Digital DNA provides pioneering empirical insights and theorization on the reciprocal influence of digital technologies, DNA and evidence.

The project defines an emerging field: the digitization of forensic biology and the influence of the biosciences on digital technologies. It provides systematic interdisciplinary studies on three sets of developments. 1. Changes in hardware.

It investigates how smaller and more mobile hardware influences the production of DNA evidence, and how DNA is used as hardware in computing. 2. Changes in databases and analytic instruments.

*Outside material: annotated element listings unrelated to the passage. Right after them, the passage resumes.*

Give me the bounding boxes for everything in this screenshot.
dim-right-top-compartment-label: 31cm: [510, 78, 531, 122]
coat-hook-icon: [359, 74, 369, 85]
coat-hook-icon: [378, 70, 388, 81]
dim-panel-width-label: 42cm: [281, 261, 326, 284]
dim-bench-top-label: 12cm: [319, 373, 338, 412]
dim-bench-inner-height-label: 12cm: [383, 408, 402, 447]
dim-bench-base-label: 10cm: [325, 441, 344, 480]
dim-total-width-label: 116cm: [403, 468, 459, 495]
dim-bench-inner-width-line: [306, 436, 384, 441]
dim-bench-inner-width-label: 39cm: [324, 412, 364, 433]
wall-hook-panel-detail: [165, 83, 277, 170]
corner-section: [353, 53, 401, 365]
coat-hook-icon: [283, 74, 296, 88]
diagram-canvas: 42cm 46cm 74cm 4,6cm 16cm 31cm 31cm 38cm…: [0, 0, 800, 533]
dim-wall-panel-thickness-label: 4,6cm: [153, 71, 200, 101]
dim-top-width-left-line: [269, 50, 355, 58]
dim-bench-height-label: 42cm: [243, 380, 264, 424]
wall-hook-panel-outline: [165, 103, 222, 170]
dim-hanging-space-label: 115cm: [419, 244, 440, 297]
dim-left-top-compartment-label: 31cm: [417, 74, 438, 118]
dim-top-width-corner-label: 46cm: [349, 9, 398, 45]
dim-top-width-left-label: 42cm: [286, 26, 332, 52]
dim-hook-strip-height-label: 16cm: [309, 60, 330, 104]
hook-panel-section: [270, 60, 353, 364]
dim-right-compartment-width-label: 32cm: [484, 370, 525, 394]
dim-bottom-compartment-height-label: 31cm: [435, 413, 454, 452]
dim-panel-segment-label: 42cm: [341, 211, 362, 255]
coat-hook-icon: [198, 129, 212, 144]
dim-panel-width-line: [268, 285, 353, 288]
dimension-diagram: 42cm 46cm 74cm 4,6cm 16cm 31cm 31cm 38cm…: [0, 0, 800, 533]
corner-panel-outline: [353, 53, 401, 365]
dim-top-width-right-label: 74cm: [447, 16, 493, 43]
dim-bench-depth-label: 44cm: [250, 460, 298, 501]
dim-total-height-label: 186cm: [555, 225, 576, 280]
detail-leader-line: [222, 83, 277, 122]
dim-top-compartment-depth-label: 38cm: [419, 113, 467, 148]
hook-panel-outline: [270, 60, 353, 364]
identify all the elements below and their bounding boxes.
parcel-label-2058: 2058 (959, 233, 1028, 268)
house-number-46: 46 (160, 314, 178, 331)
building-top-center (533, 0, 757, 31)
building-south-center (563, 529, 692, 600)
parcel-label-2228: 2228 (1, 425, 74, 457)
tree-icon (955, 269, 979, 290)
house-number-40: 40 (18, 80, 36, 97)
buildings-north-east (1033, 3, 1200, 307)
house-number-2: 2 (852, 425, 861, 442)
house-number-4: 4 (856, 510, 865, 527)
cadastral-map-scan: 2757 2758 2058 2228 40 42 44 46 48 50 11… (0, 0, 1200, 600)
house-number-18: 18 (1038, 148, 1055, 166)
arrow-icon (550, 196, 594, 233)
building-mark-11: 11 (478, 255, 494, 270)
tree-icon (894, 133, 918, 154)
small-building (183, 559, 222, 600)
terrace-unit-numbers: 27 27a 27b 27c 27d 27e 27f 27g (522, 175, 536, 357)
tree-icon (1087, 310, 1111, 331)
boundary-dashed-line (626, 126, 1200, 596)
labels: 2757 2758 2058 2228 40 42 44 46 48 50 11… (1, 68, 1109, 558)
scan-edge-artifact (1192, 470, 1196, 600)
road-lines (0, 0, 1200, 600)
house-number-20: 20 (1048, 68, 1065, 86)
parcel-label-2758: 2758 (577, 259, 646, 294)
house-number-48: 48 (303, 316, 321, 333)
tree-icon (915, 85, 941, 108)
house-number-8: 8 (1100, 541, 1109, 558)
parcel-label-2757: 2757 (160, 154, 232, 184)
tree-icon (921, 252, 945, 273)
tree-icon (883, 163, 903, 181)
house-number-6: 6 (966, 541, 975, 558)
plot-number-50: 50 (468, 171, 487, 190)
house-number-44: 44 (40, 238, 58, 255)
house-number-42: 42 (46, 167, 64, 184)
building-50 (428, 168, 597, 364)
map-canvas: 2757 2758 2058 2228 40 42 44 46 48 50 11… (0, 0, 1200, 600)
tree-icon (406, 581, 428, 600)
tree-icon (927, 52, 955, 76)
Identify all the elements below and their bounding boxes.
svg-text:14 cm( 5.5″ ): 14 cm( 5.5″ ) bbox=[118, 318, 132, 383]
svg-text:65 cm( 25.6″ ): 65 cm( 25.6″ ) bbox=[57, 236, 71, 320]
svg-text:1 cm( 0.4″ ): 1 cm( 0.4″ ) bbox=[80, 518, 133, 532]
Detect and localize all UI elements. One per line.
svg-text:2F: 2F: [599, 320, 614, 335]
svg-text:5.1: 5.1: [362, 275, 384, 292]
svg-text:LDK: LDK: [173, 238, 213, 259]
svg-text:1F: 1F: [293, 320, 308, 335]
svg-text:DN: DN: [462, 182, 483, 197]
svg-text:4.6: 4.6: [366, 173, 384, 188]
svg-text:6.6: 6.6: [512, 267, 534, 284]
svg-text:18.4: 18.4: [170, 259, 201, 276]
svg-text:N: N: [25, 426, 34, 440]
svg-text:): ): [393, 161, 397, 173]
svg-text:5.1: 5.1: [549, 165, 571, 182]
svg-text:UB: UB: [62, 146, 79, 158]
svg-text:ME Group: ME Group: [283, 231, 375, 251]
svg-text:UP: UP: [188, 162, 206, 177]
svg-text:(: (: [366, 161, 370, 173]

It studies how a growth in DNA databases and their algorithmic analysis influence the production of DNA evidence, and to what extent digital databases and algorithms are associated with evidence-based reasoning. 3. Changes in information per se.

It discusses how the ability to alter DNA influences the production of forensic evidence, and how DNA influences the concept of digital data.

Current debates tend to focus on ethical, legal and societal aspects of forensic innovation or on the roles that big data and algorithms play in society.

Digital DNA focuses on more fundamental developments: how DNA evidence changes when it is integrated with digital technologies, and the re-orientation that digital data and technologies undergo when they are integrated with biology.

A unique combination of methods from the social sciences, information studies and natural sciences is used in the project.